Molecular basis for gating of cardiac ryanodine receptor explains the mechanisms for gain- and loss-of function mutations

Cardiac ryanodine receptor (RyR2) is a large Ca 2+ release channel in the sarcoplasmic reticulum and indispensable for excitation-contraction coupling in the heart. RyR2 is activated by Ca 2+ and RyR2 mutations are implicated in severe arrhythmogenic diseases. Yet, the structural basis underlying channel opening and how mutations affect the channel remains unknown. Here, we address the gating mechanism of RyR2 by combining high-resolution structures determined by cryo-electron microscopy with quantitative functional analysis of channels carrying various mutations in specific residues.

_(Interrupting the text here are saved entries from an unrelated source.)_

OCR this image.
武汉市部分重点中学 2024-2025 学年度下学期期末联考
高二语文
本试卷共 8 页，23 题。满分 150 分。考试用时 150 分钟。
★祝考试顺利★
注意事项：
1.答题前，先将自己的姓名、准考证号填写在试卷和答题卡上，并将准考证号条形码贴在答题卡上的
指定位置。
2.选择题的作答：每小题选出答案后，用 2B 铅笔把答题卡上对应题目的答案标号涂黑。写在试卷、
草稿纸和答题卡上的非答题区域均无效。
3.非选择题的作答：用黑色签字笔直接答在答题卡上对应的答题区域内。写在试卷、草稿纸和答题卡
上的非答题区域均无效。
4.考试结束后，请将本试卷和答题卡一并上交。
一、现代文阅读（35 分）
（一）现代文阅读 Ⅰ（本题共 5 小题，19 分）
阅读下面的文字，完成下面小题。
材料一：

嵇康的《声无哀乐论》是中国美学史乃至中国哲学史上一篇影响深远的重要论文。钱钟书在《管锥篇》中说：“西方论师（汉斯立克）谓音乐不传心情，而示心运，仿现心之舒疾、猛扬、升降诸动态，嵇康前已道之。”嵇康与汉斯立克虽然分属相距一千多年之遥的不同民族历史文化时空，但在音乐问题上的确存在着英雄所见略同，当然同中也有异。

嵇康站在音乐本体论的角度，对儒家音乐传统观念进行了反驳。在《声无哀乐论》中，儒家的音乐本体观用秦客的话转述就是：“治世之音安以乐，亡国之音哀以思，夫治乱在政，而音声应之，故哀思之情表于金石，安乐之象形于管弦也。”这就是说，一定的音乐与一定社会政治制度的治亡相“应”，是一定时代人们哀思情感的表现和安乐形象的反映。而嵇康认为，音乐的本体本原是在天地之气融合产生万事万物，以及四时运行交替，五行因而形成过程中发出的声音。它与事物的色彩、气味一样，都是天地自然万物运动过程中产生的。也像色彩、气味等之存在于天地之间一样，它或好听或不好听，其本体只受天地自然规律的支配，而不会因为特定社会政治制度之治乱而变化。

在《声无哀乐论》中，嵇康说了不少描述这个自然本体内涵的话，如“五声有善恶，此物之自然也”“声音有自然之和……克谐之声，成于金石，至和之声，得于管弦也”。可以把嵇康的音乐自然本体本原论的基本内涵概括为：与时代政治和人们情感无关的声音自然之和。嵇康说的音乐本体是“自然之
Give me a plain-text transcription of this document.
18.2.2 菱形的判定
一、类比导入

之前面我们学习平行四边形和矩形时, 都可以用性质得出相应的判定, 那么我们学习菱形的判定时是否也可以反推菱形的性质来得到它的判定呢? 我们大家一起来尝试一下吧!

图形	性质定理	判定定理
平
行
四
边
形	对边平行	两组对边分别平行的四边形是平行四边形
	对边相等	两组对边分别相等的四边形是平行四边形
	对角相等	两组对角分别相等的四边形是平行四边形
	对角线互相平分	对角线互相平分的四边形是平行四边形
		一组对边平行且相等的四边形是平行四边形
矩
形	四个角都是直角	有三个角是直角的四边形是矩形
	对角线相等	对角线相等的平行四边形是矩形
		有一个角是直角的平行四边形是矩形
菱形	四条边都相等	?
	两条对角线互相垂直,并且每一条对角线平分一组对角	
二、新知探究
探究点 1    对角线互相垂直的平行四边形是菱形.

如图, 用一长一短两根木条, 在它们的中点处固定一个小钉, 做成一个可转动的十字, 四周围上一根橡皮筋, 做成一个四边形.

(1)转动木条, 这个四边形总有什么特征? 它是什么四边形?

We demonstrated two fundamental mechanisms for channel gating: interactions close to the channel pore stabilize the channel to prevent hyperactivity and a series of interactions in the surrounding regions is necessary for channel opening upon Ca 2+ binding. Mutations at the residues involved in the former and the latter mechanisms cause gain-of-function and loss-of-function, respectively. Our results reveal gating mechanisms of the RyR2 channel and alterations by pathogenic mutations at the atomic level. Ryanodine receptor 2 (RyR2) is a Ca 2+ release channel essential for cardiac excitation-contraction coupling. Here, the authors use structural and functional analysis to reveal RyR2 gating mechanism and its alterations by pathogenic mutations.